It’s great that iCloud will free up storage space for you by moving documents you don’t need — but you sometimes have to convince it you need them back.
They must have some pretty great Wi-Fi at Apple Park, because sometimes macOS looks as if it assumes we are all online, all the time, and with brilliant connection speeds. If you’re not for any reason, then iCloud’s automatic offloading of your lesser-used documents is aggravating.
If you’ve ever tried to open a document you know exists and Pages has said no, it doesn’t, you’ve hit this snag. Similarly, if half your Final Cut Pro timeline has just changed to the red Missing File message, blame iCloud.
There can be other reasons, such as you simply getting it wrong, but it’s commonly iCloud’s fault for one specific reason. Apple’s iCloud is really good at talking to the Finder and your Mac’s drive, but it does not check in with apps.
So in the Finder, you’ll see a listing for that document, and you can click on it. Maybe it’ll take a moment or three, but then the document will open.
Whereas in Pages, for instance, choosing File, Open takes you to the folder where you can see the filename. But clicking on it will not tell iCloud to pull its finger out.
Similarly, if iCloud decides you haven’t used this large file in a while, it doesn’t matter that it’s key to 17 different Final Cut Pro projects. It will be squirrelled away and you’d better hope you have a good internet connection when you notice and need it back.
How to force iCloud to bring back a file
- Leave the app and go back to the Finder
- Navigate to the file
- Click to select it
- Right click and choose Download Now
Now you can double-click on that document to open it. Or you can go back to your app and open it from there like you wanted to.
Notice that you can do this with files and folders, in any number and any combination.
How to stop iCloud moving files off your storage
You can’t. Not really, not effectively. There is no way to say that these five documents, say, must never be moved.
What you could do is move key documents out of the way.
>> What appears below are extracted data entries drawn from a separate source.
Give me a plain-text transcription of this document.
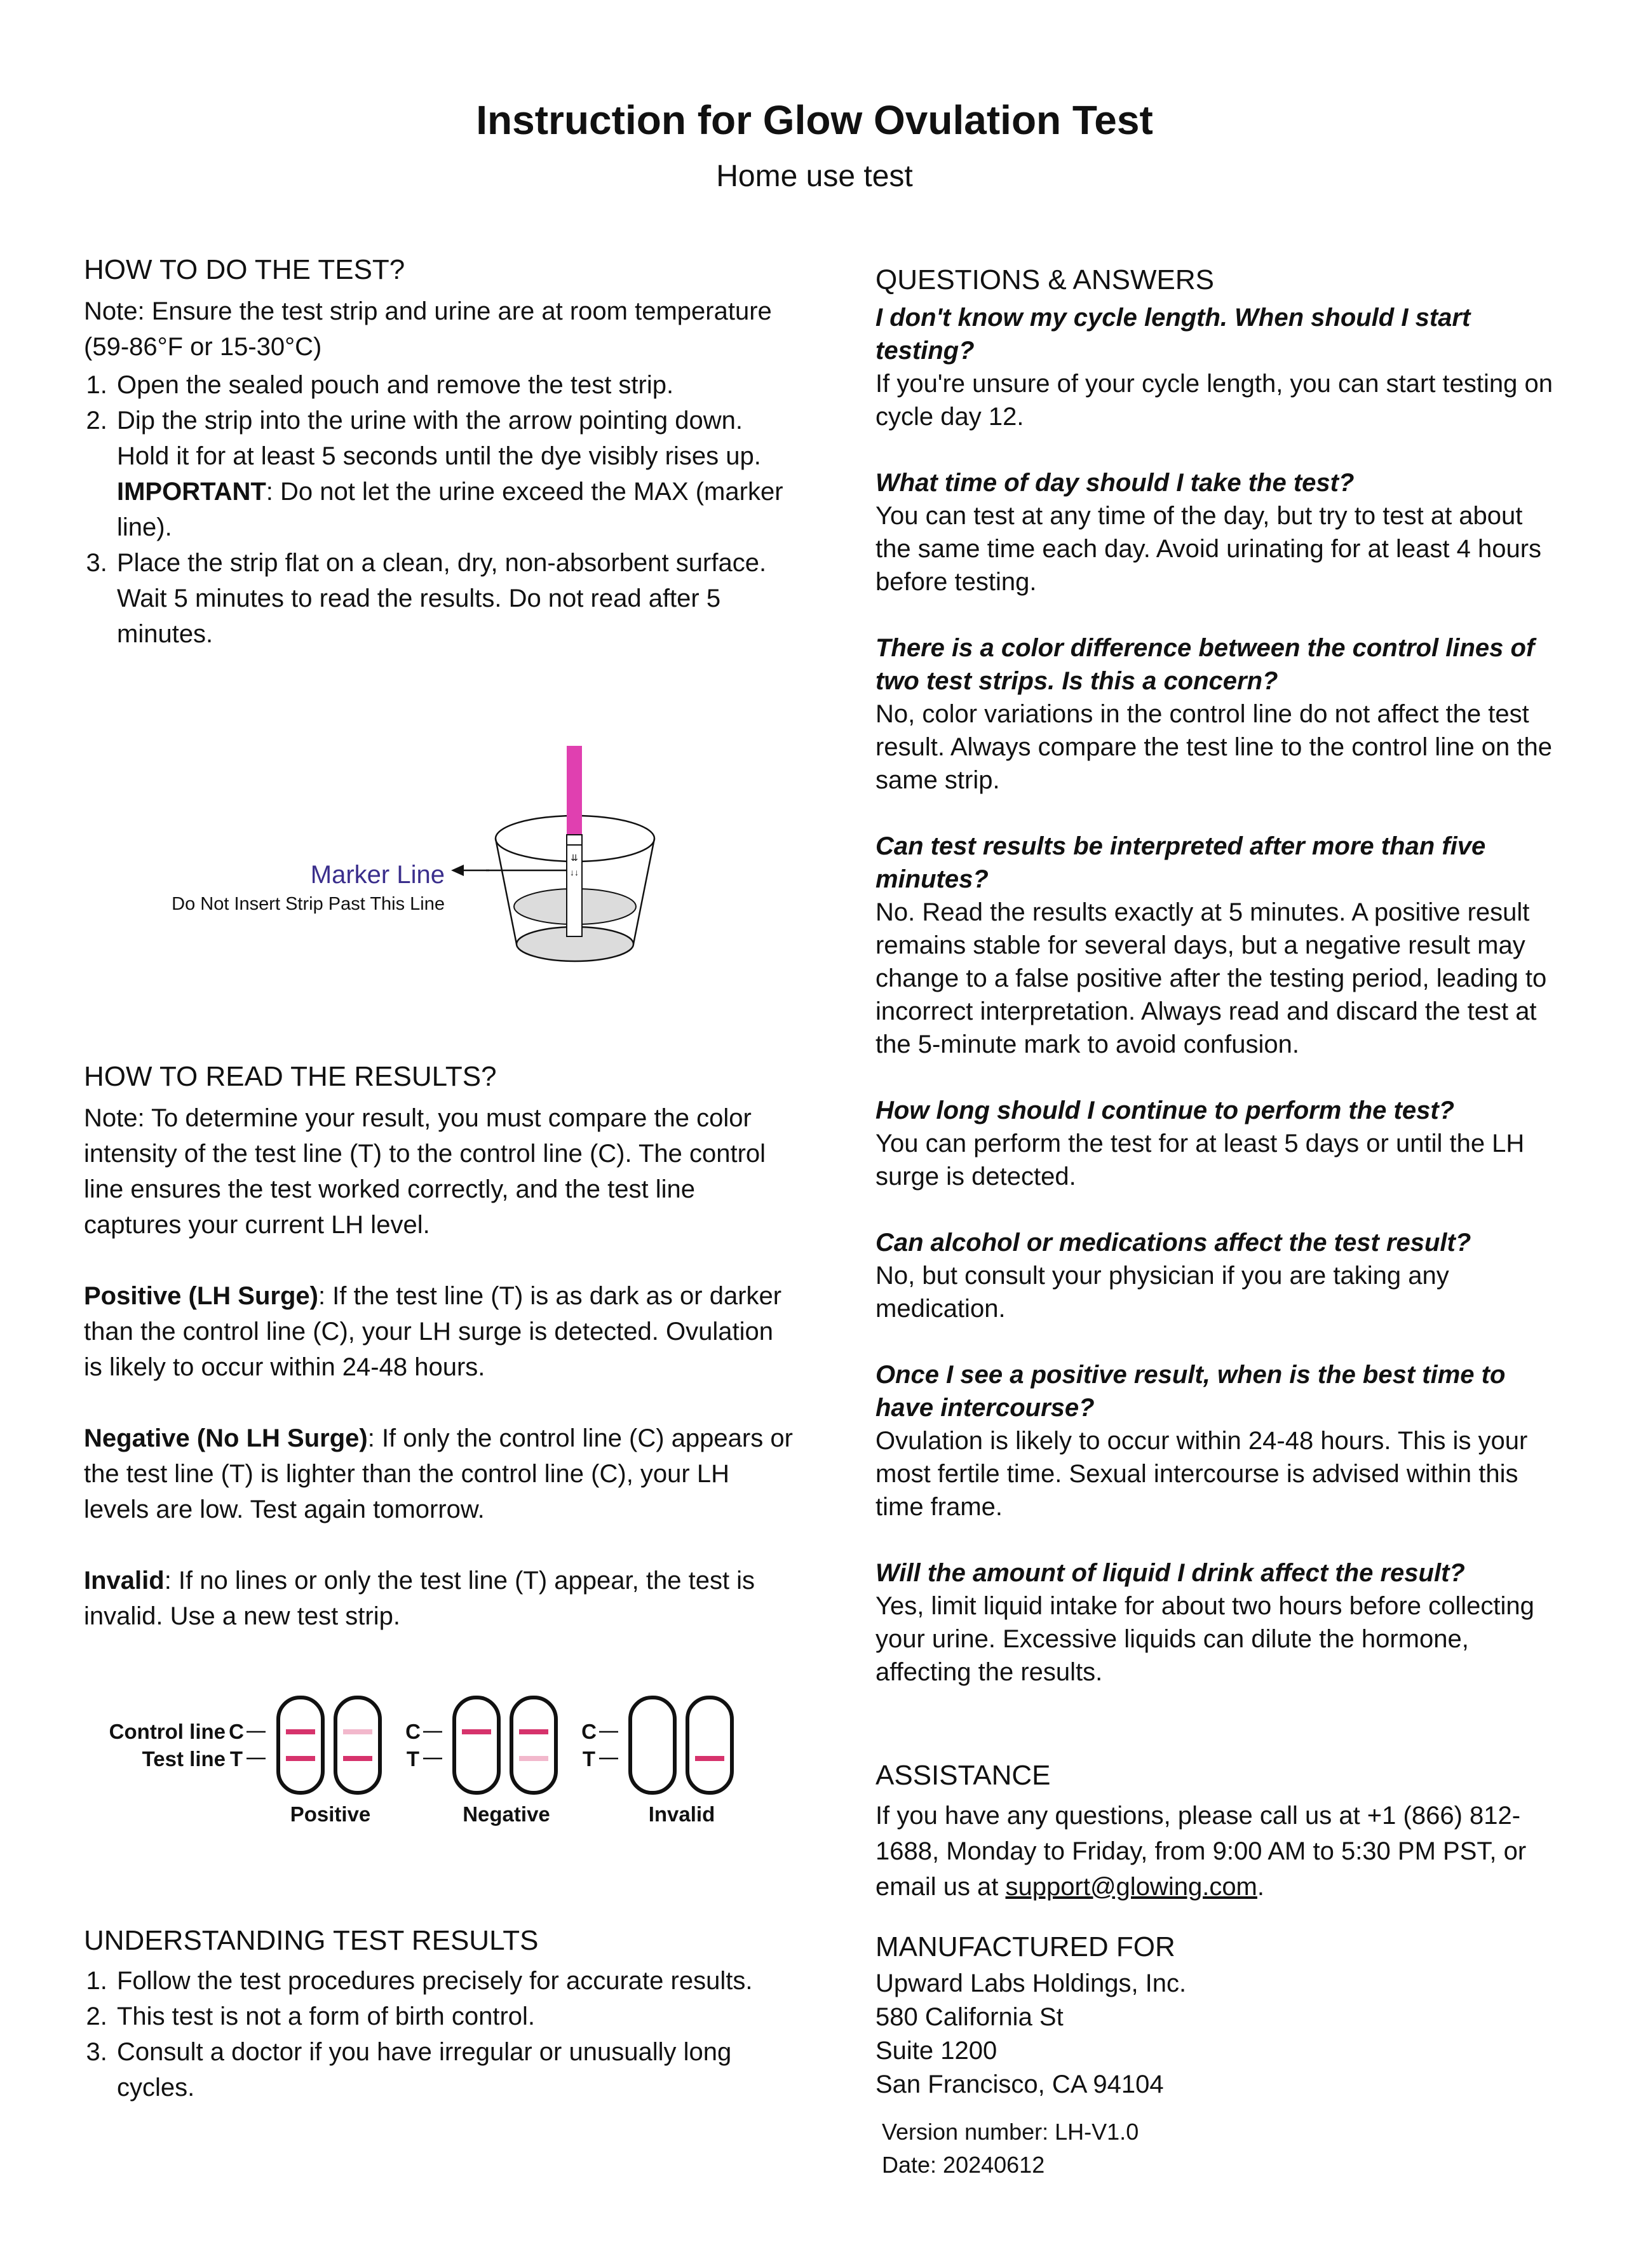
Instruction for Glow Ovulation Test
Home use test
HOW TO DO THE TEST?

Note: Ensure the test strip and urine are at room temperature (59-86°F or 15-30°C)

1. Open the sealed pouch and remove the test strip.
2. Dip the strip into the urine with the arrow pointing down. Hold it for at least 5 seconds until the dye visibly rises up. IMPORTANT: Do not let the urine exceed the MAX (marker line).
3. Place the strip flat on a clean, dry, non-absorbent surface. Wait 5 minutes to read the results. Do not read after 5 minutes.
Marker Line
Do Not Insert Strip Past This Line
⇊
↓↓
HOW TO READ THE RESULTS?

Note: To determine your result, you must compare the color intensity of the test line (T) to the control line (C). The control line ensures the test worked correctly, and the test line captures your current LH level.

Positive (LH Surge): If the test line (T) is as dark as or darker than the control line (C), your LH surge is detected. Ovulation is likely to occur within 24-48 hours.

Negative (No LH Surge): If only the control line (C) appears or the test line (T) is lighter than the control line (C), your LH levels are low. Test again tomorrow.

Invalid: If no lines or only the test line (T) appear, the test is invalid. Use a new test strip.

Control line
Test line
C
T
C
T
C
T
Positive	Negative	Invalid
UNDERSTANDING TEST RESULTS
1. Follow the test procedures precisely for accurate results.
2. This test is not a form of birth control.
3. Consult a doctor if you have irregular or unusually long cycles.
QUESTIONS & ANSWERS

I don't know my cycle length. When should I start testing?

If you're unsure of your cycle length, you can start testing on cycle day 12.

What time of day should I take the test?

You can test at any time of the day, but try to test at about the same time each day. Avoid urinating for at least 4 hours before testing.

There is a color difference between the control lines of two test strips. Is this a concern?

No, color variations in the control line do not affect the test result. Always compare the test line to the control line on the same strip.

Can test results be interpreted after more than five minutes?

No. Read the results exactly at 5 minutes. A positive result remains stable for several days, but a negative result may change to a false positive after the testing period, leading to incorrect interpretation. Always read and discard the test at the 5-minute mark to avoid confusion.

How long should I continue to perform the test?

You can perform the test for at least 5 days or until the LH surge is detected.

Can alcohol or medications affect the test result?

No, but consult your physician if you are taking any medication.

Once I see a positive result, when is the best time to have intercourse?

Ovulation is likely to occur within 24-48 hours. This is your most fertile time. Sexual intercourse is advised within this time frame.

Will the amount of liquid I drink affect the result?

Yes, limit liquid intake for about two hours before collecting your urine. Excessive liquids can dilute the hormone, affecting the results.

ASSISTANCE

If you have any questions, please call us at +1 (866) 812-1688, Monday to Friday, from 9:00 AM to 5:30 PM PST, or email us at support@glowing.com.

MANUFACTURED FOR

Upward Labs Holdings, Inc.

580 California St

Suite 1200

San Francisco, CA 94104

Version number: LH-V1.0

Date: 20240612
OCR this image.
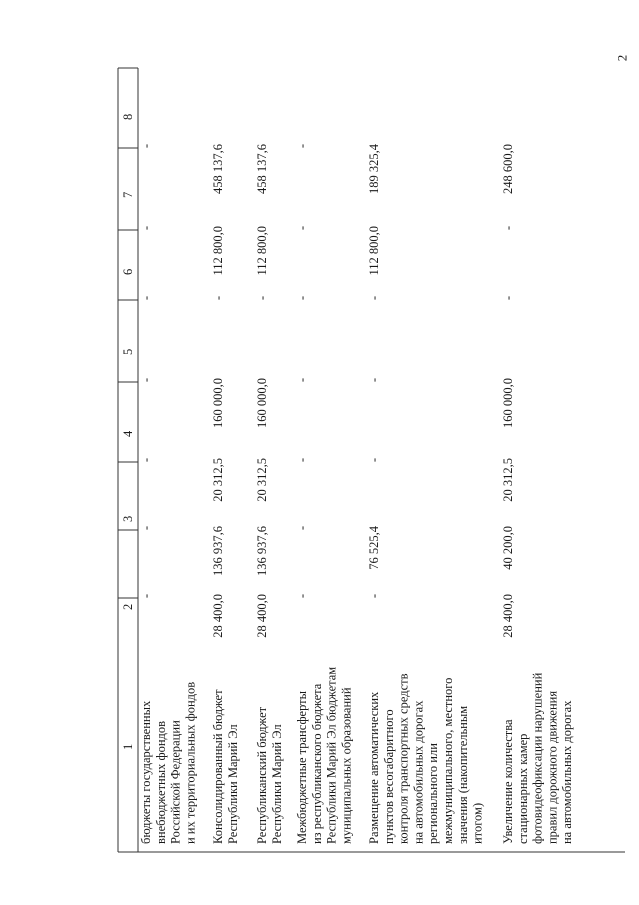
2
8
7
6
5
4
3
2
1 бюджеты государственных внебюджетных фондов Российской Федерации и их территориальных фондов
-
-
-
-
-
-
-
Консолидированный бюджет Республики Марий Эл
28 400,0
136 937,6
20 312,5
160 000,0
-
112 800,0
458 137,6
Республиканский бюджет Республики Марий Эл
28 400,0
136 937,6
20 312,5
160 000,0
-
112 800,0
458 137,6
Межбюджетные трансферты из республиканского бюджета Республики Марий Эл бюджетам муниципальных образований
-
-
-
-
-
-
-
Размещение автоматических пунктов весогабаритного контроля транспортных средств на автомобильных дорогах регионального или межмуниципального, местного значения (накопительным итогом)
-
76 525,4
-
-
-
112 800,0
189 325,4
Увеличение количества стационарных камер фотовидеофиксации нарушений правил дорожного движения на автомобильных дорогах
28 400,0
40 200,0
20 312,5
160 000,0
-
-
248 600,0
It’s not a very satisfactory idea, since to do it you have to remove them from iCloud drive. You may not want iCloud to remove the files, but you do want it to back them up in case of other problems.
It’s also not very practical trying to maintain copies of documents, just to be sure that the ones you want are definitely available locally.
But if you are hitting this issue in Final Cut Pro, you can look to that app’s different storage options. If you’re seeing Missing Clip errors, the odds are that when you import your video files, you’ve chosen the option to leave them in place.
You could instead elect to bring them into the library.
That does mean your Final Cut Pro library may balloon up, but iCloud is not going to remove it because the overall library is always going to be in more use than any one of its video clips.